Salvage experts are preparing to raise the wreckage of a ferry that sank off the coast of South Korea nearly three years ago, killing 304 people, most of them children on a school trip. The Sewol was structurally unsound, overloaded and travelling too fast on a turn when it capsized and sank on 16 April 2014.

The vessel now lies at a depth of 44 metres (144 feet) on the bottom of the sea off the island of Jindo, and officials hope to find the last nine missing bodies. Of those killed, 250 were teenagers, many of whom obeyed instructions to remain in their cabins even as crew members were escaping the sinking vessel. Bereaved families have been calling for the ship to be raised. IBTimes UK looks back at the most powerful images of the South Korean Sewol ferry disaster.

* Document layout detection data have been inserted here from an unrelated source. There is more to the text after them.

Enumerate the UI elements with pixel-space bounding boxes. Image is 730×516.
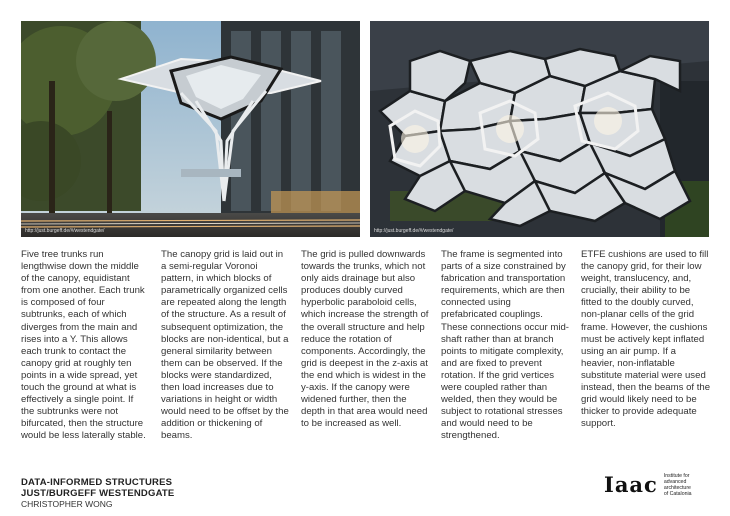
photo-credit: http://just.burgeff.de/#/westendgate/ [25,228,105,234]
footer [21,477,174,510]
text-column-grid: The canopy grid is laid out in a semi-regular Voronoi pattern, in which blocks of parametrically organized cells are repeated along the length of the structure. As a result of subsequent optimization, the blocks are non-identical, but a general similarity between them can be observed. If the blocks were standardized, then load increases due to variations in height or width would need to be offset by the addition or thickening of beams. [161,249,289,442]
project-title: JUST/BURGEFF WESTENDGATE [21,488,175,499]
iaac-logo [604,472,714,497]
text-column-frame: The frame is segmented into parts of a size constrained by fabrication and transportation requirements, which are then connected using prefabricated couplings. These connections occur mid-shaft rather than at branch points to mitigate complexity, and are fixed to prevent rotation. If the grid vertices were coupled rather than welded, then they would be subject to rotational stresses and would need to be strengthened. [441,249,569,442]
text-column-curvature: The grid is pulled downwards towards the trunks, which not only aids drainage but also produces doubly curved hyperbolic paraboloid cells, which increase the strength of the overall structure and help reduce the rotation of components. Accordingly, the grid is deepest in the z-axis at the end which is widest in the y-axis. If the canopy were widened further, then the depth in that area would need to be increased as well. [301,249,429,430]
photo-credit: http://just.burgeff.de/#/westendgate/ [374,228,454,234]
author-name: CHRISTOPHER WONG [21,499,113,509]
canopy-underside-photo [370,21,709,237]
logo-mark: Iaac [604,472,658,497]
text-column-etfe: ETFE cushions are used to fill the canopy grid, for their low weight, translucency, and, crucially, their ability to be fitted to the doubly curved, non-planar cells of the grid frame. However, the cushions must be actively kept inflated using an air pump. If a heavier, non-inflatable substitute material were used instead, then the beams of the grid would likely need to be thicker to provide adequate support. [581,249,711,430]
logo-text: Institute for advanced architecture of Catalonia [663,472,692,497]
text-column-trunks: Five tree trunks run lengthwise down the middle of the canopy, equidistant from one another. Each trunk is composed of four subtrunks, each of which diverges from the main and rises into a Y. This allows each trunk to contact the canopy grid at roughly ten points in a wide spread, yet touch the ground at what is effectively a single point. If the subtrunks were not bifurcated, then the structure would be less laterally stable. [21,249,146,442]
course-title: DATA-INFORMED STRUCTURES [21,477,173,488]
canopy-street-photo [21,21,360,237]
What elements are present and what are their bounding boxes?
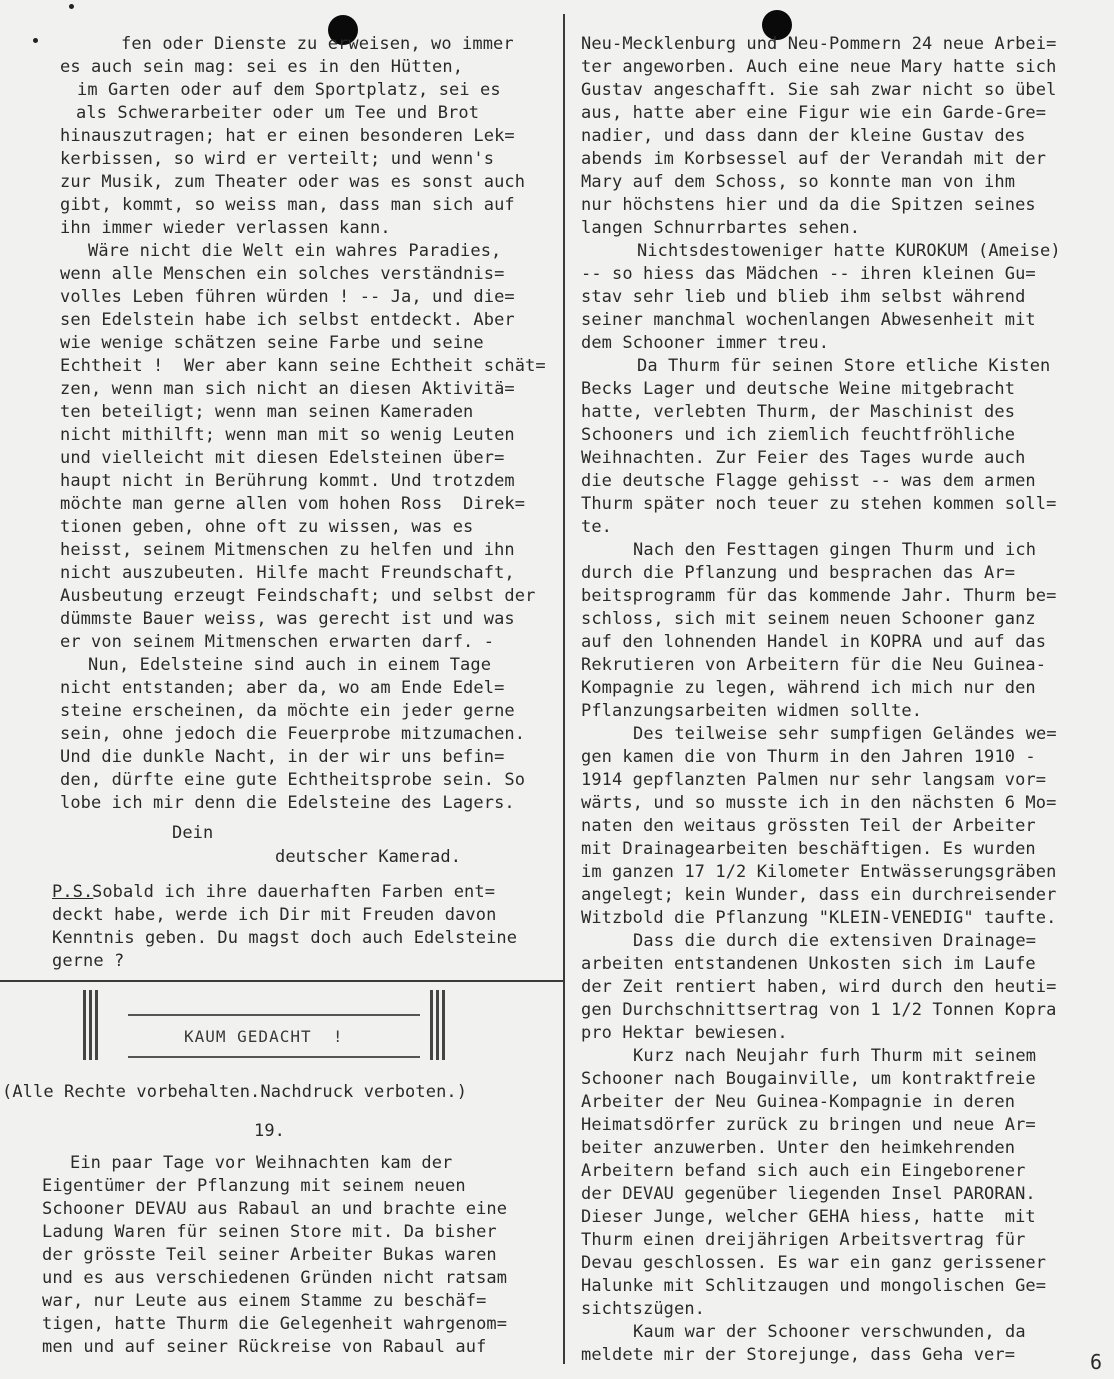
text-line: 1914 gepflanzten Palmen nur sehr langsam vor= <box>581 770 1047 790</box>
text-line: pro Hektar bewiesen. <box>581 1023 788 1043</box>
text-line: sichtszügen. <box>581 1299 706 1319</box>
text-line: zur Musik, zum Theater oder was es sonst auch <box>60 172 526 192</box>
closing-salutation: Dein <box>172 823 214 843</box>
text-line: Ein paar Tage vor Weihnachten kam der <box>70 1153 453 1173</box>
text-line: als Schwerarbeiter oder um Tee und Brot <box>76 103 480 123</box>
text-line: sen Edelstein habe ich selbst entdeckt. Aber <box>60 310 515 330</box>
text-line: naten den weitaus grössten Teil der Arbeiter <box>581 816 1036 836</box>
text-line: schloss, sich mit seinem neuen Schooner ganz <box>581 609 1036 629</box>
text-line: nicht auszubeuten. Hilfe macht Freundschaft, <box>60 563 515 583</box>
title-rule-top <box>128 1014 420 1016</box>
text-line: Kompagnie zu legen, während ich mich nur den <box>581 678 1036 698</box>
text-line: war, nur Leute aus einem Stamme zu beschäf= <box>42 1291 487 1311</box>
ink-dot <box>33 38 38 43</box>
text-line: der Zeit rentiert haben, wird durch den heuti= <box>581 977 1057 997</box>
text-line: dümmste Bauer weiss, was gerecht ist und was <box>60 609 515 629</box>
text-line: den, dürfte eine gute Echtheitsprobe sein. So <box>60 770 526 790</box>
text-line: ten beteiligt; wenn man seinen Kameraden <box>60 402 474 422</box>
text-line: wie wenige schätzen seine Farbe und seine <box>60 333 484 353</box>
text-line: Arbeitern befand sich auch ein Eingeborener <box>581 1161 1026 1181</box>
text-line: möchte man gerne allen vom hohen Ross Direk= <box>60 494 526 514</box>
text-line: Eigentümer der Pflanzung mit seinem neuen <box>42 1176 466 1196</box>
text-line: Dieser Junge, welcher GEHA hiess, hatte mit <box>581 1207 1036 1227</box>
text-line: auf den lohnenden Handel in KOPRA und auf das <box>581 632 1047 652</box>
text-line: fen oder Dienste zu erweisen, wo immer <box>121 34 514 54</box>
text-line: men und auf seiner Rückreise von Rabaul auf <box>42 1337 487 1357</box>
page-number: 6 <box>1090 1350 1103 1374</box>
text-line: Becks Lager und deutsche Weine mitgebracht <box>581 379 1016 399</box>
ink-dot <box>69 4 74 9</box>
postscript-label: P.S. <box>52 882 94 902</box>
text-line: Gustav angeschafft. Sie sah zwar nicht so übel <box>581 80 1057 100</box>
text-line: Schooners und ich ziemlich feuchtfröhliche <box>581 425 1016 445</box>
text-line: wenn alle Menschen ein solches verständnis= <box>60 264 505 284</box>
text-line: beiter anzuwerben. Unter den heimkehrenden <box>581 1138 1016 1158</box>
text-line: haupt nicht in Berührung kommt. Und trotzdem <box>60 471 515 491</box>
text-line: der grösste Teil seiner Arbeiter Bukas waren <box>42 1245 497 1265</box>
text-line: gen Durchschnittsertrag von 1 1/2 Tonnen Kopra <box>581 1000 1057 1020</box>
title-ornament-left <box>83 990 99 1060</box>
text-line: langen Schnurrbartes sehen. <box>581 218 861 238</box>
text-line: hatte, verlebten Thurm, der Maschinist des <box>581 402 1016 422</box>
text-line: tionen geben, ohne oft zu wissen, was es <box>60 517 474 537</box>
postscript-line: deckt habe, werde ich Dir mit Freuden davon <box>52 905 497 925</box>
text-line: te. <box>581 517 613 537</box>
text-line: im Garten oder auf dem Sportplatz, sei es <box>77 80 501 100</box>
text-line: ihn immer wieder verlassen kann. <box>60 218 391 238</box>
text-line: aus, hatte aber eine Figur wie ein Garde-Gre= <box>581 103 1047 123</box>
text-line: Schooner nach Bougainville, um kontraktfreie <box>581 1069 1036 1089</box>
text-line: abends im Korbsessel auf der Verandah mit der <box>581 149 1047 169</box>
text-line: tigen, hatte Thurm die Gelegenheit wahrgenom= <box>42 1314 508 1334</box>
text-line: es auch sein mag: sei es in den Hütten, <box>60 57 464 77</box>
text-line: angelegt; kein Wunder, dass ein durchreisender <box>581 885 1057 905</box>
text-line: beitsprogramm für das kommende Jahr. Thurm be= <box>581 586 1057 606</box>
text-line: dem Schooner immer treu. <box>581 333 830 353</box>
chapter-number: 19. <box>254 1121 286 1141</box>
text-line: volles Leben führen würden ! -- Ja, und die= <box>60 287 515 307</box>
text-line: Weihnachten. Zur Feier des Tages wurde auch <box>581 448 1026 468</box>
text-line: Devau geschlossen. Es war ein ganz gerissener <box>581 1253 1047 1273</box>
text-line: Pflanzungsarbeiten widmen sollte. <box>581 701 923 721</box>
text-line: wärts, und so musste ich in den nächsten 6 Mo= <box>581 793 1057 813</box>
column-divider <box>563 14 565 1364</box>
text-line: Halunke mit Schlitzaugen und mongolischen Ge= <box>581 1276 1047 1296</box>
text-line: Und die dunkle Nacht, in der wir uns befin= <box>60 747 505 767</box>
text-line: Kurz nach Neujahr furh Thurm mit seinem <box>633 1046 1037 1066</box>
rights-notice: (Alle Rechte vorbehalten.Nachdruck verboten.) <box>2 1082 468 1102</box>
title-ornament-right <box>430 990 446 1060</box>
text-line: heisst, seinem Mitmenschen zu helfen und ihn <box>60 540 515 560</box>
text-line: Schooner DEVAU aus Rabaul an und brachte eine <box>42 1199 508 1219</box>
text-line: nicht mithilft; wenn man mit so wenig Leuten <box>60 425 515 445</box>
text-line: arbeiten entstandenen Unkosten sich im Laufe <box>581 954 1036 974</box>
title-rule-bottom <box>128 1056 420 1058</box>
text-line: gibt, kommt, so weiss man, dass man sich auf <box>60 195 515 215</box>
story-title: KAUM GEDACHT ! <box>184 1027 344 1046</box>
text-line: die deutsche Flagge gehisst -- was dem armen <box>581 471 1036 491</box>
text-line: Kaum war der Schooner verschwunden, da <box>633 1322 1026 1342</box>
text-line: er von seinem Mitmenschen erwarten darf. - <box>60 632 495 652</box>
text-line: Dass die durch die extensiven Drainage= <box>633 931 1037 951</box>
text-line: Da Thurm für seinen Store etliche Kisten <box>637 356 1051 376</box>
text-line: hinauszutragen; hat er einen besonderen Lek= <box>60 126 515 146</box>
text-line: Nach den Festtagen gingen Thurm und ich <box>633 540 1037 560</box>
text-line: meldete mir der Storejunge, dass Geha ver= <box>581 1345 1016 1365</box>
text-line: kerbissen, so wird er verteilt; und wenn's <box>60 149 495 169</box>
text-line: und es aus verschiedenen Gründen nicht ratsam <box>42 1268 508 1288</box>
text-line: Thurm später noch teuer zu stehen kommen soll= <box>581 494 1057 514</box>
text-line: steine erscheinen, da möchte ein jeder gerne <box>60 701 515 721</box>
closing-signature: deutscher Kamerad. <box>275 847 462 867</box>
text-line: -- so hiess das Mädchen -- ihren kleinen Gu= <box>581 264 1036 284</box>
text-line: stav sehr lieb und blieb ihm selbst während <box>581 287 1026 307</box>
text-line: nicht entstanden; aber da, wo am Ende Edel= <box>60 678 505 698</box>
text-line: gen kamen die von Thurm in den Jahren 1910 - <box>581 747 1036 767</box>
text-line: seiner manchmal wochenlangen Abwesenheit mit <box>581 310 1036 330</box>
text-line: Mary auf dem Schoss, so konnte man von ihm <box>581 172 1016 192</box>
text-line: und vielleicht mit diesen Edelsteinen über= <box>60 448 505 468</box>
text-line: sein, ohne jedoch die Feuerprobe mitzumachen. <box>60 724 526 744</box>
text-line: Des teilweise sehr sumpfigen Geländes we= <box>633 724 1057 744</box>
text-line: Rekrutieren von Arbeitern für die Neu Guinea- <box>581 655 1047 675</box>
section-divider <box>0 980 563 982</box>
text-line: ter angeworben. Auch eine neue Mary hatte sich <box>581 57 1057 77</box>
postscript-line: Sobald ich ihre dauerhaften Farben ent= <box>92 882 496 902</box>
text-line: Heimatsdörfer zurück zu bringen und neue Ar= <box>581 1115 1036 1135</box>
text-line: Echtheit ! Wer aber kann seine Echtheit schät= <box>60 356 546 376</box>
text-line: Wäre nicht die Welt ein wahres Paradies, <box>88 241 502 261</box>
text-line: Neu-Mecklenburg und Neu-Pommern 24 neue Arbei= <box>581 34 1057 54</box>
postscript-line: gerne ? <box>52 951 125 971</box>
text-line: mit Drainagearbeiten beschäftigen. Es wurden <box>581 839 1036 859</box>
text-line: Ladung Waren für seinen Store mit. Da bisher <box>42 1222 497 1242</box>
text-line: Thurm einen dreijährigen Arbeitsvertrag für <box>581 1230 1026 1250</box>
text-line: Ausbeutung erzeugt Feindschaft; und selbst der <box>60 586 536 606</box>
text-line: Nun, Edelsteine sind auch in einem Tage <box>88 655 492 675</box>
text-line: Witzbold die Pflanzung "KLEIN-VENEDIG" taufte. <box>581 908 1057 928</box>
text-line: Arbeiter der Neu Guinea-Kompagnie in deren <box>581 1092 1016 1112</box>
text-line: nadier, und dass dann der kleine Gustav des <box>581 126 1026 146</box>
text-line: durch die Pflanzung und besprachen das Ar= <box>581 563 1016 583</box>
text-line: der DEVAU gegenüber liegenden Insel PARORAN. <box>581 1184 1036 1204</box>
text-line: nur höchstens hier und da die Spitzen seines <box>581 195 1036 215</box>
postscript-line: Kenntnis geben. Du magst doch auch Edelsteine <box>52 928 518 948</box>
text-line: Nichtsdestoweniger hatte KUROKUM (Ameise) <box>637 241 1061 261</box>
text-line: lobe ich mir denn die Edelsteine des Lagers. <box>60 793 515 813</box>
text-line: im ganzen 17 1/2 Kilometer Entwässerungsgräben <box>581 862 1057 882</box>
text-line: zen, wenn man sich nicht an diesen Aktivitä= <box>60 379 515 399</box>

Sewol ferry disaster 2014 South Korea
22 April 2014: South Korean rescue workers operate at sunset near floats where the Sewol ferry sank Issei Kato/Reuters

A Chinese salvage company has fitted 33 beams beneath the hull, and the system has been tested with 66 hydraulic jacks raising the hull one metre off the bottom, the Ministry of Oceans and Fisheries said. Divers are inspecting the progress.

"The vessel is slightly tilted and we need to even it out," Lee Cheol-jo, ministry official in charge of the operation, told reporters. If the ship can be levelled, and if the good weather holds, a decision could be made for the salvagers to go ahead and bring the ship up, the ministry said.